Uit: Libro de Buen Amor

Hier spreekt hij over zonde der vrekkigheid. (1)


Klik hier voor mijn commentaar en de oorspronkelijke tekst.

246   Gij zijt de vrekkigheid zelf, je bent heel gierig;
         je bent blij als je krijgt, maar geven is je gewoonte niet.
         De Duero (2) met zijn waterstroom zou je nog niet voldoen (3)
         Telkens als ik naar je luister, krijg ik een naar gevoel.
247   Door zijn grote gierigheid kwam de rijke ten val,
         die aan de arme St. Lazarus niet een enkel stukje gaf. (4)
         De arme, jong of oud, wilt ge niet zien, je hebt een hekel aan hem,
         en van je rijkdommen wil je hem niets geven.
248   Ofschoon door een heilig gebod je wordt bevolen,
         dat je de naakte kleedt, de hongerige spijzigt
         en de arme huisvest, ben je zó vrekkig dat je nooit
aan één iets gegeven hebt, terwijl honderd je het vroegen.
249   Jij, ellendeling, wat zul je doen op de Dag des Oordeels (5),
als God je rekenschap zal vragen van je goederen en je grote inkomsten?
         Dan zullen geen schatten en geen vijftig koninkrijken je baten.
250   Toen jij arm was en in groot lijden verkeerde
         toen zuchtte je en deed je boete
         en je smeekte God dat hij je zou redden en in ’t leven houden,
en je beloofde dat je met de armen zou delen en hen niet in de steek zou laten.
251   God heeft je klachten verhoord en  goede raad gegeven,
         gezondheid en rijkdom en overvloedige schatten.
         Maar als je nu een arm mens ziet, dan betrekt je gezicht,
         dan doe je als de wolf die zo’n pijn had.
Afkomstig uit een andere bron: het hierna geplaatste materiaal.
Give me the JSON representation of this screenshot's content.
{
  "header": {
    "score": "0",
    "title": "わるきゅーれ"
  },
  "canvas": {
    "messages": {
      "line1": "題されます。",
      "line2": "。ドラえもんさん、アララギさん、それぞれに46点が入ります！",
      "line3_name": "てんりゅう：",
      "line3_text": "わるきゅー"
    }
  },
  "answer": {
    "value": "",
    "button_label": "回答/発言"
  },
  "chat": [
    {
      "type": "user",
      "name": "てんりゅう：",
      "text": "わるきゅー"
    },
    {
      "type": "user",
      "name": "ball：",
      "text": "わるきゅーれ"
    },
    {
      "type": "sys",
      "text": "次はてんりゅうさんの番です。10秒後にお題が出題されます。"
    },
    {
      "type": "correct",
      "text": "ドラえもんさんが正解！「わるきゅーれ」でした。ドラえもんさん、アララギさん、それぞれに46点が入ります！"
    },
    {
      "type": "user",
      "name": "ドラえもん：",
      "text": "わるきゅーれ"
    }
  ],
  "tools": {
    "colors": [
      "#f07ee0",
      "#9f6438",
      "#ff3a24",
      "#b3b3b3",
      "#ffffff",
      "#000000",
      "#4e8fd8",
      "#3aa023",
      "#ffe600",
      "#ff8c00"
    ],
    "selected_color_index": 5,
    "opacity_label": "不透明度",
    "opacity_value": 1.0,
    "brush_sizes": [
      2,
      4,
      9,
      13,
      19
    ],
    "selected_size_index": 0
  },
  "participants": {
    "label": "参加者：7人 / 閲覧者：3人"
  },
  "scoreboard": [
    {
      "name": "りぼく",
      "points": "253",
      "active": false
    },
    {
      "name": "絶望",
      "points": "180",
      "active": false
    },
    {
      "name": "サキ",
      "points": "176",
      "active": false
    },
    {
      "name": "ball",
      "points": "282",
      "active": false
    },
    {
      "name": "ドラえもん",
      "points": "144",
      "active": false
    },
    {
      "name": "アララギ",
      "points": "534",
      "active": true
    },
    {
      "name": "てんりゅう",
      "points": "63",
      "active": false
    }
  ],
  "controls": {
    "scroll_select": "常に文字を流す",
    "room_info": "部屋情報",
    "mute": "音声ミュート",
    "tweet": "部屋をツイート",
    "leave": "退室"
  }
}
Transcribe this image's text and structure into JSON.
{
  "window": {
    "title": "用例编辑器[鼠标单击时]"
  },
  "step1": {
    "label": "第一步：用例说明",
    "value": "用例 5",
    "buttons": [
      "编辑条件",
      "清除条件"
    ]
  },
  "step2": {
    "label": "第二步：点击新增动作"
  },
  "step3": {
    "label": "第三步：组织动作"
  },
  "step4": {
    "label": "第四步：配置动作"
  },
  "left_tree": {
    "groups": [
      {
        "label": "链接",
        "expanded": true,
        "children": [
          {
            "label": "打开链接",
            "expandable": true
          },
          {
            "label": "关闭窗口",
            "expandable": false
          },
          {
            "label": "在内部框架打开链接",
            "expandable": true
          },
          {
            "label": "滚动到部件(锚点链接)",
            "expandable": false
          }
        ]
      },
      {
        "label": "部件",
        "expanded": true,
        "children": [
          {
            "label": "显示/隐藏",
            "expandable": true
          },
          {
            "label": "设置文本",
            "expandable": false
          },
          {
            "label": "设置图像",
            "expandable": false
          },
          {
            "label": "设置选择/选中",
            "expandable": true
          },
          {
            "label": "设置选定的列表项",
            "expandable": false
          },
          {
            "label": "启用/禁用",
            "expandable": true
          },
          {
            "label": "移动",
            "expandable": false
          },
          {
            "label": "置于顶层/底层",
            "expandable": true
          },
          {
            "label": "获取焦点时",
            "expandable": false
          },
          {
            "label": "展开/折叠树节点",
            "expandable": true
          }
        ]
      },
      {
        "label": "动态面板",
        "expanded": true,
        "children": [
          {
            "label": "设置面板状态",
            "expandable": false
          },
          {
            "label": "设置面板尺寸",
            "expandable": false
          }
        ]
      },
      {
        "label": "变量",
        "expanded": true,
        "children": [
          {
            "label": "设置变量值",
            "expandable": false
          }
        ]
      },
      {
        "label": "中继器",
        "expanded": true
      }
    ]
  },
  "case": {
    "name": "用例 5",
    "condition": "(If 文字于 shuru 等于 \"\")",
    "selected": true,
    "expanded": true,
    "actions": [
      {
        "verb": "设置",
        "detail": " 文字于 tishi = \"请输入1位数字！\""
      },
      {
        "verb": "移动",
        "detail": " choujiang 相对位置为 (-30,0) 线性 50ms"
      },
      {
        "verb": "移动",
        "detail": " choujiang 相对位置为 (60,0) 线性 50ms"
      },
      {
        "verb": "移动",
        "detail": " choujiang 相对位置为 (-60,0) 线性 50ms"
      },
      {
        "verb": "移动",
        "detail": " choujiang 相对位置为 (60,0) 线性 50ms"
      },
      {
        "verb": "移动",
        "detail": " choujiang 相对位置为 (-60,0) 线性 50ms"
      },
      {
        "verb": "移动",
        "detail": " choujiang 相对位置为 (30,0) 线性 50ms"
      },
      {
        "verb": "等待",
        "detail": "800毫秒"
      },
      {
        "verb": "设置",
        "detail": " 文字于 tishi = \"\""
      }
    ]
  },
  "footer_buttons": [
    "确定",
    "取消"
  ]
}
Exempel van de wolf, de geit en de kraanvogel. (6)


252   De wolf verslond de geit als een lekker hapje,
         een bot bleef hem in de keel steken, en hij zat erg in de penarie.
Hij stikte bijna, en vroeg haastig om meesters en doctoren (7),
en zei dat hij zich wilde beteren.
253   Aan degene die het bot eruit zou halen, beloofde hij rijkdom en schatten.
         Daar kwam de kraanvogel van boven uit de hoogte
         en trok met zijn snavel heel behendig het bot eruit.
         De wolf was weer gezond, kon er weer flink op los eten.
254   De kraanvogel zei tot de wolf dat hij hem moest betalen;
         de wolf sprak: “Waarom? Had  ik niet je hals met mijn tanden
kunnen afbijten, als ik ze had willen samenklappen?
Laat dat je loon zijn, dat ik je niet gedood heb.”
255   Precies zo doe jij ook (8): nu je overvloed hebt
         aan brood en geld dat je anderen afgenomen hebt,
         wil je de arme niet een beetje rogge geven, uit vrees,
         dat je op die manier zo snel zou opdrogen als dauw en hooi.
256   Goed doen aan een boze levert niets op,
         een ondankbaar mens vergeldt een goede daad nooit,
         een slecht mens verwerpt het goede inzicht,
het goede dat iemand hem aandoet, daarvan zegt hij dat hij er recht op heeft.